I was playing with the idea that Technology is Big. And I have also been working on a digital series of my paintings called, “Circus Real Surreal”, which is a transformation of my oil paintings into circus posters. Here is what I asked myself:

Q: What is big and involved in a circus past or present?

A: Elephants. (Note: No virtual elephants were harmed in the creation of this painting.)

As a kid, I was also listening to music while playing video games. One such song, circa 1980, was called, “Nellie the Elephant” by the Toy Dolls. It is based on a British nursery song about an intelligent circus elephant who takes the crowd by storm and then runs away from the circus. I feel that technology changes at an almost runaway rate! (Go to Playlist, choose “Nellie the Elephant”)

Nellie’s Bling and Things

I wanted Nellie to visually communicate aspects of technology. The first idea I had was to compose Nellie with circuits. Circuits are quite mesmerizing to look at. When I researched Asian elephants I found that elephants are sometimes decorated with chalk for ceremonies in India. There are some beautiful designs and extravagantly colorful elephants to behold in a Google search. This was my inspiration for applying the circuits on Nellie. She also sports a joystick and a silicon chip on her headdress.

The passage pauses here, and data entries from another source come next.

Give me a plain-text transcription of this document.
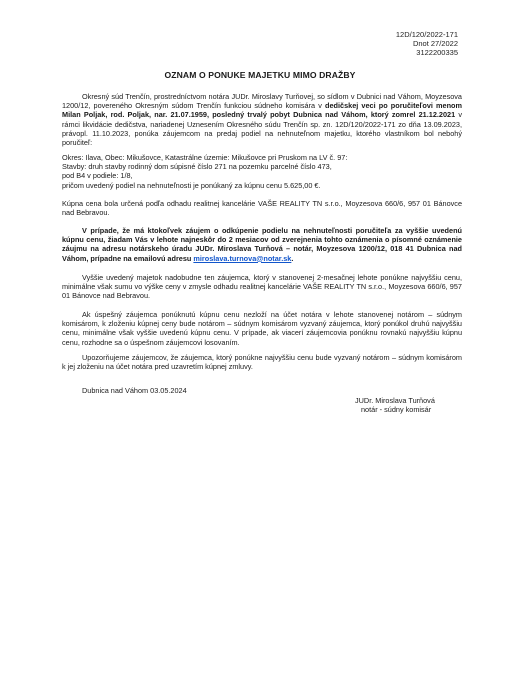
12D/120/2022-171
Dnot 27/2022
3122200335
OZNAM O PONUKE MAJETKU MIMO DRAŽBY
Okresný súd Trenčín, prostredníctvom notára JUDr. Miroslavy Turňovej, so sídlom v Dubnici nad Váhom, Moyzesova 1200/12, povereného Okresným súdom Trenčín funkciou súdneho komisára v dedičskej veci po poručiteľovi menom Milan Poljak, rod. Poljak, nar. 21.07.1959, posledný trvalý pobyt Dubnica nad Váhom, ktorý zomrel 21.12.2021 v rámci likvidácie dedičstva, nariadenej Uznesením Okresného súdu Trenčín sp. zn. 12D/120/2022-171 zo dňa 13.09.2023, právopl. 11.10.2023, ponúka záujemcom na predaj podiel na nehnuteľnom majetku, ktorého vlastníkom bol nebohý poručiteľ:
Okres: Ilava, Obec: Mikušovce, Katastrálne územie: Mikušovce pri Pruskom na LV č. 97:
Stavby: druh stavby rodinný dom súpisné číslo 271 na pozemku parcelné číslo 473,
pod B4 v podiele: 1/8,
pričom uvedený podiel na nehnuteľnosti je ponúkaný za kúpnu cenu 5.625,00 €.
Kúpna cena bola určená podľa odhadu realitnej kancelárie VAŠE REALITY TN s.r.o., Moyzesova 660/6, 957 01 Bánovce nad Bebravou.
V prípade, že má ktokoľvek záujem o odkúpenie podielu na nehnuteľnosti poručiteľa za vyššie uvedenú kúpnu cenu, žiadam Vás v lehote najneskôr do 2 mesiacov od zverejnenia tohto oznámenia o písomné oznámenie záujmu na adresu notárskeho úradu JUDr. Miroslava Turňová – notár, Moyzesova 1200/12, 018 41 Dubnica nad Váhom, prípadne na emailovú adresu miroslava.turnova@notar.sk.
Vyššie uvedený majetok nadobudne ten záujemca, ktorý v stanovenej 2-mesačnej lehote ponúkne najvyššiu cenu, minimálne však sumu vo výške ceny v zmysle odhadu realitnej kancelárie VAŠE REALITY TN s.r.o., Moyzesova 660/6, 957 01 Bánovce nad Bebravou.
Ak úspešný záujemca ponúknutú kúpnu cenu nezloží na účet notára v lehote stanovenej notárom – súdnym komisárom, k zloženiu kúpnej ceny bude notárom – súdnym komisárom vyzvaný záujemca, ktorý ponúkol druhú najvyššiu cenu, minimálne však vyššie uvedenú kúpnu cenu. V prípade, ak viacerí záujemcovia ponúknu rovnakú najvyššiu kúpnu cenu, rozhodne sa o úspešnom záujemcovi losovaním.
Upozorňujeme záujemcov, že záujemca, ktorý ponúkne najvyššiu cenu bude vyzvaný notárom – súdnym komisárom k jej zloženiu na účet notára pred uzavretím kúpnej zmluvy.
Dubnica nad Váhom 03.05.2024
JUDr. Miroslava Turňová
notár - súdny komisár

Pixelonmic Transitions: From Bowie to Binary

Early on in the painting process I decided to pixelate the tip of Nellie’s trunk. Pixels are something a large part of the population is looking at daily. They are a big part of our lives, and communication. A visual transmission can influence society to action.

During the creation of this painting singer/songwriter David Bowie passed away. Through the internet I was able to re-connect with some of his songs I had remembered. One song I always liked was “TVC-15”. I was unclear on the meaning and looked it up. The song plays with the idea that the singer’s girlfriend has jumped into his TV set (the model being the TVC-15) and he is wondering if he should go in and get her. Perfect!

The chorus is: Transition, Transmission. I thought the song and words were appropriate for the Technology age. The word “Transition” appears in my painting written in binary code on the underside of Nellie’s trunk. (Go to Playlist, choose “TVC-15”)

Infophilic Transmissions: Privacy Settings


The ID tag and the elephant wrinkle/ large finger print behind it are a reference to the on going question of who has access to your information. During the creation of this painting, national security vs. consumer privacy became a very big issue.

Technology has far reaching effects on society. Symbolically, I felt that the leaves with their radiating pattern and the umbrella, which also radiates out was an abstract way to transmit that feeling to you.

I hope you enjoyed “Technology’s Wild Ride.” It is now safe to unbuckle your seat belt and exit this screen.